PRISES EN CONSIDERATION DE DEMANDES DE NATURALISATION

 

Il est procédé au vote sur 24 autres demandes en naturalisation ordinaire.

Le scrutin donne le résultat suivant;

Nombre des votants, 52.

Majorité absolue, 27.

MM. Jean-Martin Strakker, maître-d'armes, né à Amsterdam, en 1796, domicilié à Anvers, obtient 6 suffrages.

Jos.-Vict.-Adrien Leroux, pharmacien, né à Versailles (France), le 15 mars 1808, domicilié à Bouillon, - 8.

Henri Deresme, instituteur primaire, né à Français, domicilié à Montigny-St.-Christophe (Hainaut). - 6.

Jean-Baptiste Hubert, garde-forestier, né à Bourg-Fidèle (France), le 29 février 1780, domicilié à Matagne-la-Grande (Namur). - 3.

Joseph Merony, ancien soldat et portier à l'hôpital militaire de Charleroy, né à Carcano (Lombardie), domicilié à Charleroy. - 2.

Jean-Joseph Bisschops, ouvrier, né à La Haye (Hollande), domicilié à Wenduyne (Flandre occident.) - 2.

Jean-Thierry Netzer, ancien militaire, né à Stolzenau (Hanovre), le 17 février 1789, domicilié à Mons. - 3.

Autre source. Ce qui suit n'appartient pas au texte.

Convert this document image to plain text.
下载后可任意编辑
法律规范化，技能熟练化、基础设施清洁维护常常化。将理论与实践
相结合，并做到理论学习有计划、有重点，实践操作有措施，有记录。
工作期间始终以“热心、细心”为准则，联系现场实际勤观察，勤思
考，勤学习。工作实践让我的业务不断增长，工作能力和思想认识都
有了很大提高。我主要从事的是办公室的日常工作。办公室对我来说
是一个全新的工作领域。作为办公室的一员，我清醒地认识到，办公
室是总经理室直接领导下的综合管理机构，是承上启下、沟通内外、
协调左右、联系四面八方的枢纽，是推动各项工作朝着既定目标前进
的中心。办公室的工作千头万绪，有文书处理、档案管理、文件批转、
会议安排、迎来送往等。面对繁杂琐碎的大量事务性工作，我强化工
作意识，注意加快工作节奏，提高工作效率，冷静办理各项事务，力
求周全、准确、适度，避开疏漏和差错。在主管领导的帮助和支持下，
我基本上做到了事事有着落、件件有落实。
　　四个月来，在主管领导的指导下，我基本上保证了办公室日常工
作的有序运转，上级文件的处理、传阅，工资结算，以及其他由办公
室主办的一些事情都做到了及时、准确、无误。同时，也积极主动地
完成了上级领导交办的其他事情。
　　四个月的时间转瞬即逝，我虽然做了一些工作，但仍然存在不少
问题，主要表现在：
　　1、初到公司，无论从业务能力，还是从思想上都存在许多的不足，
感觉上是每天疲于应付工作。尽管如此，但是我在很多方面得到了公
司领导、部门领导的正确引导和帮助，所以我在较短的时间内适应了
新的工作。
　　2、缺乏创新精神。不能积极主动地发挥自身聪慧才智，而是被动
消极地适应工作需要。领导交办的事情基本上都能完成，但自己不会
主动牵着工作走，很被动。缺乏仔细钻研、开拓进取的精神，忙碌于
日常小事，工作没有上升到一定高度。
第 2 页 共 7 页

François-Gerrit-Cornelie Morren, garçon de café, né à Versailles (France), domicilié à Ostende. - 2.

Pierre-Samuel Rivière, maître de carrière, né à Cresseron (France), dornicilié à Maffles (Hainaut). - 3.

Henri Hoop, employé à la fonderie royale de canons à Liége, né Dunkerque, domicilié à Liége. - 3.

Léonard Thomassin, marchand tailleur, né à Heinsberg (Prusse), le 12 mars 1794, domicilié à Liège. - 3.

Jean-Joseph Marquet, ancien militaire, né à Grand-Verneuil (France), le 2 pluviôse an XI, domicilié à Couvreux. - 2.

Louis-François Robert, ex-marchand épicier, né à Sameon (France), le 2 avril 1797, domicilié à Tournay. - 2.

Jacques-Victor Frison, ex-marchand de vin, né à Fays-Billot (France), le 2 septembre 1794, domicilié à Leuze. - 2.

Pierre-Hyppolyre Escoubé, capilaine-major de place, né à Toulouse (France), en 1789, domicilié à Philippeville. - 4.

Jacques Glaudé, adjudant sous-officier au 14e régiment de réserve, né à Aduard (Hollande), le 8 octobre 1797. - 4.

Corneille Vandenhof, messager, né à Zierikzée (Hollande), le 12 mai 1794, domicilié à Berlaere. - 2.

François-Xavier Virlet, fabricant, né à Clerfayt (France), domicilié à Sivry (Hainaut). - 2.

Hubert Vanderleden, batelier, né à Bokhoven (Hollande), en 1798, domicilié à Baesrode (Flandre orientale). - 2.

Barthélemy Bourlard, maréchal-ferrant, né à Chooz (France) le 5 mai 1777, domicilié à Felenne (Namur). - 2.

François Laraison-Mouton, ex-sous-brigadier des douanes, né à St-Omer (France), le 21 germinal an Il, domicilié à Turnhout. - 2.

Joseph Micollaud, 1er lieutenant en non-activité, né à Calaire-Cuire et Ste-Claire réunis (France) le 26 messidor an XI. - 2.

- En conséquence, aucune de ces demandes n'est prise en considération.

La séance est levée à 4 heures et demie.